Un relato de José Ruiz Anagaru.
Instagram: @agaruartist Web: www.anagaru.es
Recuerdo la
primera vez que morí. Las nubes se mezclaban con la tierra y el viento doblaba
los almendros dejándolos sin flores. Las perdices gritaban en el fondo del
estanque y las carpas cantaban tangos desalientados. El fango hacía muy pesado
mi caminar por el sendero de la desazón. Recorrí gran parte del camino
acarreando el saco de los muertos, queriendo coger el sol y encerrando la luna
entre mis miedos. Abrí el paraguas bajo las caricias, los abrazos y los besos.
Pisoteé las miradas, las sonrisas y los sentimientos. Subí hasta el fondo de la
torre de chocolate, levanté una muralla de sábanas de esparto y me abastecí del
manantial de cebada hasta ahogarme en mi lamento.
Me perdí en
una calle del centro. La recorrí de arriba a abajo y de abajo a arriba. Caminé
por el techo y fui empujando todas las puertas de los soportales, hasta que al
final una se abrió. Entré a un vasto bosque iluminado por gatos que brillaban
en la oscuridad. El suelo era de mármol blanco pulido y los frutos de los
árboles eran cráneos de todas las especies animales, incluida la humana. Por
los ríos fluía la sangre hasta llegar a un estanque octogonal, donde se
ahogaban los flamencos negros.

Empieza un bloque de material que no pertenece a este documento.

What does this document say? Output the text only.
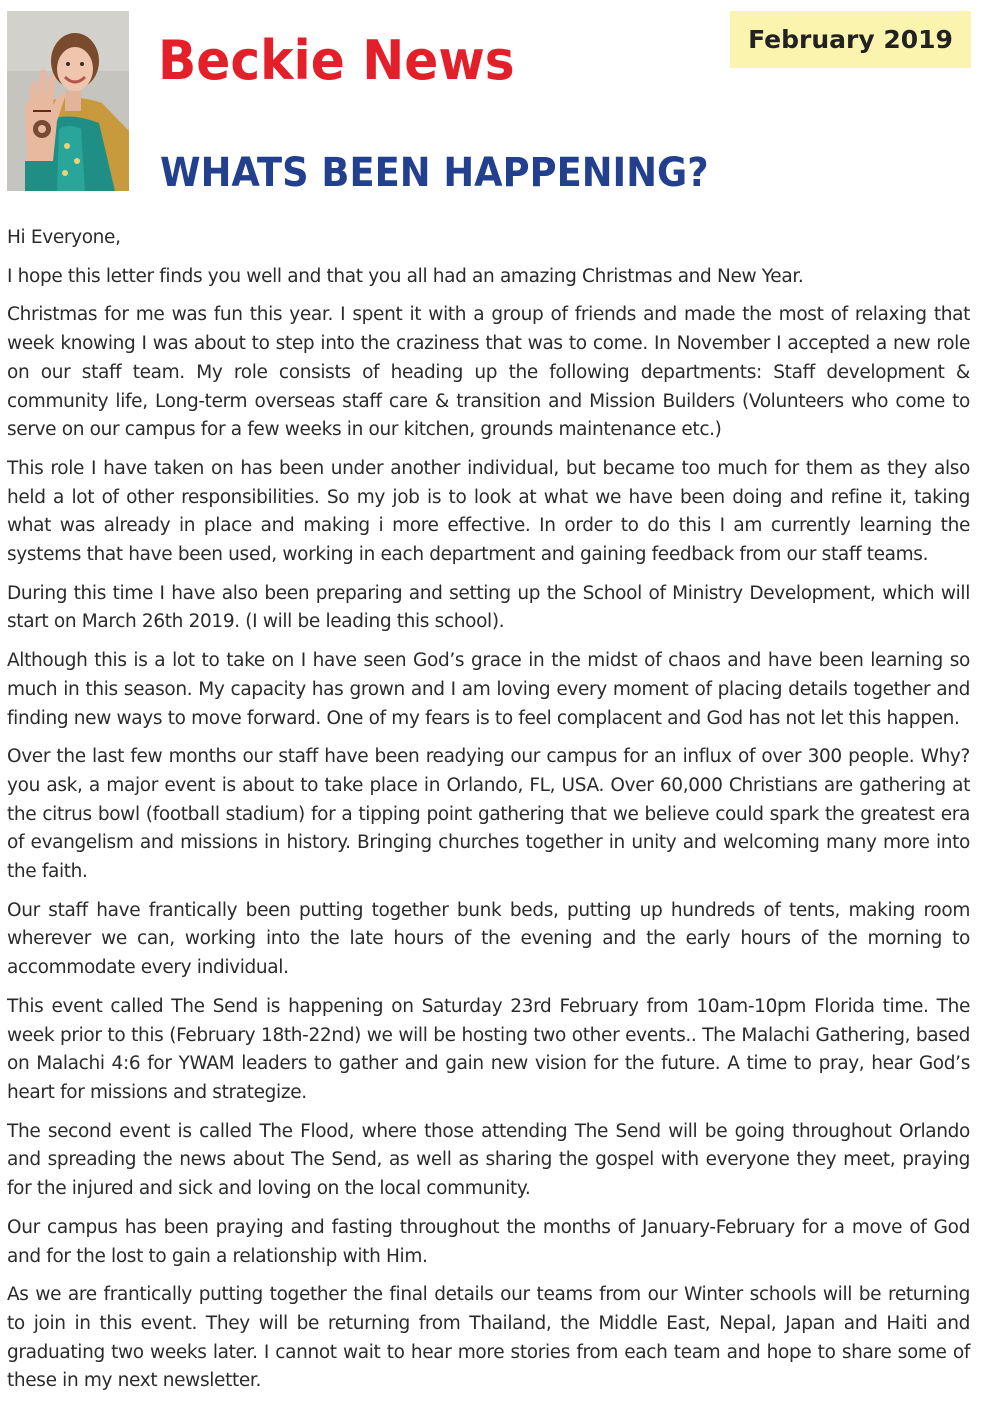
Beckie News	February 2019
WHATS BEEN HAPPENING?

Hi Everyone,

I hope this letter finds you well and that you all had an amazing Christmas and New Year.

Christmas for me was fun this year. I spent it with a group of friends and made the most of relaxing that week knowing I was about to step into the craziness that was to come. In November I accepted a new role on our staff team. My role consists of heading up the following departments: Staff development & community life, Long-term overseas staff care & transition and Mission Builders (Volunteers who come to serve on our campus for a few weeks in our kitchen, grounds maintenance etc.)

This role I have taken on has been under another individual, but became too much for them as they also held a lot of other responsibilities. So my job is to look at what we have been doing and refine it, taking what was already in place and making i more effective. In order to do this I am currently learning the systems that have been used, working in each department and gaining feedback from our staff teams.

During this time I have also been preparing and setting up the School of Ministry Development, which will start on March 26th 2019. (I will be leading this school).

Although this is a lot to take on I have seen God’s grace in the midst of chaos and have been learning so much in this season. My capacity has grown and I am loving every moment of placing details together and finding new ways to move forward. One of my fears is to feel complacent and God has not let this happen.

Over the last few months our staff have been readying our campus for an influx of over 300 people. Why? you ask, a major event is about to take place in Orlando, FL, USA. Over 60,000 Christians are gathering at the citrus bowl (football stadium) for a tipping point gathering that we believe could spark the greatest era of evangelism and missions in history. Bringing churches together in unity and welcoming many more into the faith.

Our staff have frantically been putting together bunk beds, putting up hundreds of tents, making room wherever we can, working into the late hours of the evening and the early hours of the morning to accommodate every individual.

This event called The Send is happening on Saturday 23rd February from 10am-10pm Florida time. The week prior to this (February 18th-22nd) we will be hosting two other events.. The Malachi Gathering, based on Malachi 4:6 for YWAM leaders to gather and gain new vision for the future. A time to pray, hear God’s heart for missions and strategize.

The second event is called The Flood, where those attending The Send will be going throughout Orlando and spreading the news about The Send, as well as sharing the gospel with everyone they meet, praying for the injured and sick and loving on the local community.

Our campus has been praying and fasting throughout the months of January-February for a move of God and for the lost to gain a relationship with Him.

As we are frantically putting together the final details our teams from our Winter schools will be returning to join in this event. They will be returning from Thailand, the Middle East, Nepal, Japan and Haiti and graduating two weeks later. I cannot wait to hear more stories from each team and hope to share some of these in my next newsletter.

El lamento de las flores de metal me susurraba
en los oídos, acompañado de un vendaval de polvo del infierno. Descendí por un
sendero de espinos desechando las zarzamoras y encalleciendo mi alma. Caí por
el precipicio del desapego y me golpee la cabeza con una gran piedra solitaria.
Desperté en
una habitación oscura, cubierto de mugre y de restos de comida putrefacta. La
ropa sucia se amontonaba encima de los muebles, incluso de los vasos con
culitos de café y cerveza. Me estaba meando y cagando, así que fui al baño a
toda prisa. Mientras defecaba, los rayos de sol se filtraban por el cristal de
la ventana. Esa sensación de calor en mi cuerpo me hizo sentir muy
reconfortante, y sentí vida en mi carne, en mi corazón. Sentí lucidez en mi
cerebro y energía por todo mi cuerpo. Salí fuera de la casa y corrí entre los
almendros en flor, sintiendo la brisa del viento en mi pecho y el cantar de las
perdices en mi estómago. Bajé a la ciudad y me enredé en los hilos de la gente,
rompí la coraza y limé todos los callos de mi alma, sintiendo la fuerza de
todas las cosas, sintiendo como la vida volvía a fluir en todo mi ser.